The captive’s latest version of its dealer dividends program also launched at the height of the pandemic, on April 1. The iteration allows dealers to put their bonus dollars toward operations to offset floorplan costs, for example. Previously, the funds were reserved for customer rebates.

“The matrix of how you earn the dividends is easier to follow and simpler,” said Keith McCluskey, dealer principal at McCluskey Chevrolet in Cincinnati. “It works out to be more beneficial to the dealer, and you can earn more dividends and convert those to cash at month end.”

Sales increased about 25 percent — or by 100 vehicles — per month since McCluskey signed on with GM Financial. He says the increase would be even higher without the impact of the pandemic.

Dealers say that especially now, at the start of a recession, a relationship with the automaker’s captive is crucial.

“Sometimes when [the financing relationship] is one dimensional, when times are bad, that relationship can sour or change quickly,” said Ryan LaFontaine, COO of LaFontaine Automotive Group in Michigan. He also is on GM Financial’s dealer council.

The dealership group has floorplanned with GM Financial since the captive began offering floorplan financing, largely because of GM Financial’s ability to understand and support the scope of auto retail, LaFontaine said.

A dealership has many layers, he said.

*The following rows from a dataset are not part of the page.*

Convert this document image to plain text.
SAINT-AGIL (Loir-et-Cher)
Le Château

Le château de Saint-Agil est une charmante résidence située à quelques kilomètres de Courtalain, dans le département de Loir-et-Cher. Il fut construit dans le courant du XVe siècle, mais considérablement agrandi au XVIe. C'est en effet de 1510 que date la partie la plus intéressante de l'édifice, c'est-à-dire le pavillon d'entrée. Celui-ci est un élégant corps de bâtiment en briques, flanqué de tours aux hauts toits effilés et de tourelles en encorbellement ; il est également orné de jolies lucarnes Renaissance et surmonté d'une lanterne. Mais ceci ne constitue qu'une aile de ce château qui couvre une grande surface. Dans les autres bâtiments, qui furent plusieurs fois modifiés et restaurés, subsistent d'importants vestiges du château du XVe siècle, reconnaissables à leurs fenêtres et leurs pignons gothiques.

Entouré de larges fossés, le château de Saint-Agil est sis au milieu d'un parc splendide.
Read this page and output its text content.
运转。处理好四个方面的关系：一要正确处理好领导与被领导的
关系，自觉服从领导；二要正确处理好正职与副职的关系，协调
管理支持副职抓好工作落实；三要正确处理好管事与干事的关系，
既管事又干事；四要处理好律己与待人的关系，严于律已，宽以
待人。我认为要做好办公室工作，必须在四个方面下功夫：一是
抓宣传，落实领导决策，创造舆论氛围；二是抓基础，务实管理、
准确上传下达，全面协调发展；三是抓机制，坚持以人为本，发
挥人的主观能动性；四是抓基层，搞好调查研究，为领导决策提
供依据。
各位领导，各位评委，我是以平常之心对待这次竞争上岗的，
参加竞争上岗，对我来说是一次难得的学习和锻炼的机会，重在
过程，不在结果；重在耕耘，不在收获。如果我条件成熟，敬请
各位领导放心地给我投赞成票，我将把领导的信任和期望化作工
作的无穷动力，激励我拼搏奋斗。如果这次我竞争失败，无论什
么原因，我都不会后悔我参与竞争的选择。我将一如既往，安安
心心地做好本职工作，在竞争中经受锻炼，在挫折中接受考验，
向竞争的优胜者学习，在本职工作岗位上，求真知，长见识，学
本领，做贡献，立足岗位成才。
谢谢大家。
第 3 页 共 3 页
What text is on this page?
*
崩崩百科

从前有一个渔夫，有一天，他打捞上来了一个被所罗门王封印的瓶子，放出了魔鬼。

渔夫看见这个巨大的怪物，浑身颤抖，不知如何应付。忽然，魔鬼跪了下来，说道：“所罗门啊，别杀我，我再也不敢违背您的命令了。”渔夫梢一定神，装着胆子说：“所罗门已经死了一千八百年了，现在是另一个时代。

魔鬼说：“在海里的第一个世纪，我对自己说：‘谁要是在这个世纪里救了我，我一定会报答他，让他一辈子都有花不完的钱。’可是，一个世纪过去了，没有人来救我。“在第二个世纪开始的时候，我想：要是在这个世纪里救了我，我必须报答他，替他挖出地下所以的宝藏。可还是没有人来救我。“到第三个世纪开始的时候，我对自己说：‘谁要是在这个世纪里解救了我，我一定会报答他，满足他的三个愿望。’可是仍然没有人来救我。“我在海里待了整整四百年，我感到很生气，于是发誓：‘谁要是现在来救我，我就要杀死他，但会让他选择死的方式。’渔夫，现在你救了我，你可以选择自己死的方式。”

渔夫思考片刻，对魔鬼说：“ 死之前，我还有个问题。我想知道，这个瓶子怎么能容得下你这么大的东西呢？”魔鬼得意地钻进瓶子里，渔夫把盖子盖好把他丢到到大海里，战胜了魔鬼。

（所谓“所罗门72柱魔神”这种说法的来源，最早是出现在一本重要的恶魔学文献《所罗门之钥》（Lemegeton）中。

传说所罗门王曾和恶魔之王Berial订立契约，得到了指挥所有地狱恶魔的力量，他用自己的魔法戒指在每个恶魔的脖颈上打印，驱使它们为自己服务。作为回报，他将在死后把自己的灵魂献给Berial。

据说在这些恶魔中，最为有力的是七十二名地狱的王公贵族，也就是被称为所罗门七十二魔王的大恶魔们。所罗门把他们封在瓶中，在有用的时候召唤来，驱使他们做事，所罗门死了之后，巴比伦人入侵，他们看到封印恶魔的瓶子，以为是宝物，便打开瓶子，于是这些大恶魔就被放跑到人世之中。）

There’s the mortgage, potentially revolving lines of credit, working capital and floorplan rates.

“But then there is also the day-to-day customers coming in and financing or leasing,” LaFontaine said. “We need [captives] as much as they need us to be able to grow and provide for our customers. In the good times and bad, we can depend on them.”

Mike Bowsher, owner of Carl Black Automotive Group in Kennesaw, N.C., signed a contract to floorplan with GM Financial last month after more than three decades with a bank provider. Carl Black still has a positive relationship with the bank, Bowsher said, but the lender doesn’t have a vested interest in GM or its dealers.

“GM Financial is 100 percent not only focused on helping the dealer grow his GM sales, but also GM dealer profitability,” Bowsher said. “They’re 100 percent focused on helping dealers be profitable. I have not seen my people this happy in about 15 years.”